Le sort des armes donne seul de la consistance aux actes équivoques de la diplomatie. La coalition remporta en Italie un premier succès qui décida du sort de l'Europe.

La France et l'Espagne, quelque temps avant le retour de Napoléon, s'étaient concertécs pour faire remonter l'ancien roi de Naples sur le trône : des troupes françaises allaient se mettre en marche. L'Autriche, reconnaissante encore de la trahison de Murat en 1814 (voyez tome xx), s'opposa à cette ligue des trois maisons de Bourbon contre les nouvelles dynasties. De son côté Murat, voulant prévenir ses ennemis, s'apprêtait à pousser une armée sur le territoire français. La cour de Vienne lui déclara qu'elle s'opposerait également au passage de ses troupes. Napoléon, prêt à quitter l'île d'Elbe, apprend ces dispositions, et reconnaît combien elles lui sont favorables. Il écrit à Murat de mettre son état militaire sur un pied formidable, mais d'attendre un signal pour agir de concert. « Enfin, lui répond

» Murat, le moment de réparer mes torts envers Votre Majesté, et » de lui prouver mon dévouement, est arrivé ! Je ne le laisserai point » échapper.» Mais en même temps, toujours dominé par les sentimens d'orgueil et de jalousie qui l'avaient entraîné en 1814, il s'écrie devant sa cour: « L'empereur ne trouvera aucun obstacle; la nation française » tout entière volera sous ses drapeaux. Si je tarde à me porter sur le » Pô, si j'attends le mois de juillet, les armées françaises auront » rétabli le royaume d'Italie, et ressaisi la couronne de fer. C'est à » moi à proclamer l'indépendance de l'Italie! » Et dès le 22 mars il passe le Rubicon, traverse la Romagne, inonde de ses troupes les états de Rome et la Toscane; il appelle les Italiens à la liberté, et veut les protéger dans leur régénération... Il ne prononce pas une seule fois le nom de Napoléon : il avait beaucoup trop compté sur le sien ; la majorité des habitans resta immobile. Murat eut des succès prompts et faciles. Mais bientôt, compromis entre des flottes anglaises et des colonnes autrichiennes, c'est en vain qu'il déploie, plus étonnante que jamais, sa brillante bravoure comme soldat; il est combattu à outrance, défait dans plusieurs batailles, et poursuivi jusque dans ses états, où le menace encore la fureur d'une populace qui n'est redoutable qu'aux vaincus. Les alliés entrent triomphans à Naples le 12 mai, et proclament l'ancienne dynastie.

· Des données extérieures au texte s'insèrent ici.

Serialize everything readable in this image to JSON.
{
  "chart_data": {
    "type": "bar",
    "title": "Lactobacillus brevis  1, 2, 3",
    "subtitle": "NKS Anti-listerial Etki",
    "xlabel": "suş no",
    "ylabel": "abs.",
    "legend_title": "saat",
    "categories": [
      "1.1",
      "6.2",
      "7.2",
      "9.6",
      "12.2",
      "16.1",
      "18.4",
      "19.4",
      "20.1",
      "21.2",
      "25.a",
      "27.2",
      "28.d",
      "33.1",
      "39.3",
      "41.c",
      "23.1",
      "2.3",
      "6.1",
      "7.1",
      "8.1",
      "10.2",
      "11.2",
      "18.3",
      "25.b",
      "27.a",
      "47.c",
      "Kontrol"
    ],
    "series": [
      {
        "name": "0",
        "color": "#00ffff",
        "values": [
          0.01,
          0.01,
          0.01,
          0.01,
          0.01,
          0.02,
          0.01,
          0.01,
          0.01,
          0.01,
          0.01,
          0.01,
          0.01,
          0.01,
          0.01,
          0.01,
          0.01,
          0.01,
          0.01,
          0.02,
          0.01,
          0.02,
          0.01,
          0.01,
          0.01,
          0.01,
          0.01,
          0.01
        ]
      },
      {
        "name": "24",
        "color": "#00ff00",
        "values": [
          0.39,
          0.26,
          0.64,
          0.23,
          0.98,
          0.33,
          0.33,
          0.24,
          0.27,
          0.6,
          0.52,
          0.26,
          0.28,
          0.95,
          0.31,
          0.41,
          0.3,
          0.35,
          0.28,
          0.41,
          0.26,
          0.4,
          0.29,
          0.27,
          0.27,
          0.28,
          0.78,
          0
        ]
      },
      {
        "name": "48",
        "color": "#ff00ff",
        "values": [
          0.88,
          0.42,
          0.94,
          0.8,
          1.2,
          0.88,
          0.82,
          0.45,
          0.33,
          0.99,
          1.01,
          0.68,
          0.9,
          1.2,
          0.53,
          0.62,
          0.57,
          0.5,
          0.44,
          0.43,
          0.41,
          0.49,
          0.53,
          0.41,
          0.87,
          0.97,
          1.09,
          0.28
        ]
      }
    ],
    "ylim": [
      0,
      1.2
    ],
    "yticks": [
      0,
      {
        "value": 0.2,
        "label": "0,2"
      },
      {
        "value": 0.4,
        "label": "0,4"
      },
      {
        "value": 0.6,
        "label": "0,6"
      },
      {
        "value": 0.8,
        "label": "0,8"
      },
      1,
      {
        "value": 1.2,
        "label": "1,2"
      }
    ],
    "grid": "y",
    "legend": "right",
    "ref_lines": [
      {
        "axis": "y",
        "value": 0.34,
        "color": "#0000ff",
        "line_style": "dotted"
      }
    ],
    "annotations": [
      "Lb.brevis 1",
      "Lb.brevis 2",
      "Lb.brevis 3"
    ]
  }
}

Je n'ai pas pu mourir, avait dit Murat à sa femme, aussi indignée de le revoir qu'elle l'avait été de sa conduite envers Napoléon. La fortune, en lui refusant la mort des héros, semble avoir voulu lui faire expier sa double défection dans le mois d'octobre suivant une tentative désespérée l'ayant ramené en Italic, il fut pris, et immédiatement fusillé, en vertu d'un jugement militaire rendu au nom de Ferdinand, roi de Naples restauré.

L'agression inopinée de Murat avait porté les alliés à croire qu'elle était commandée par Napoléon, tandis que ce dernier avait donné des instructions tout à fait contraires. Le courage de la crainte leur donna la victoire, et la victoire éloigna de leur esprit toute idée de conciliation. Aussi Napoléon a-t-il dit : « Deux fois en proie aux plus » étranges vertiges, le roi de Naples fut deux fois la cause de nos » malheurs; en 1814 en se déclarant contre la France, et en 1815 » en se déclarant contre l'Autriche. »

RAPPORT fait à l'empereur Napoléon par le duc de Vicence (Caulaincourt), ministre des affaires étrangères. Du 12 avril 1815.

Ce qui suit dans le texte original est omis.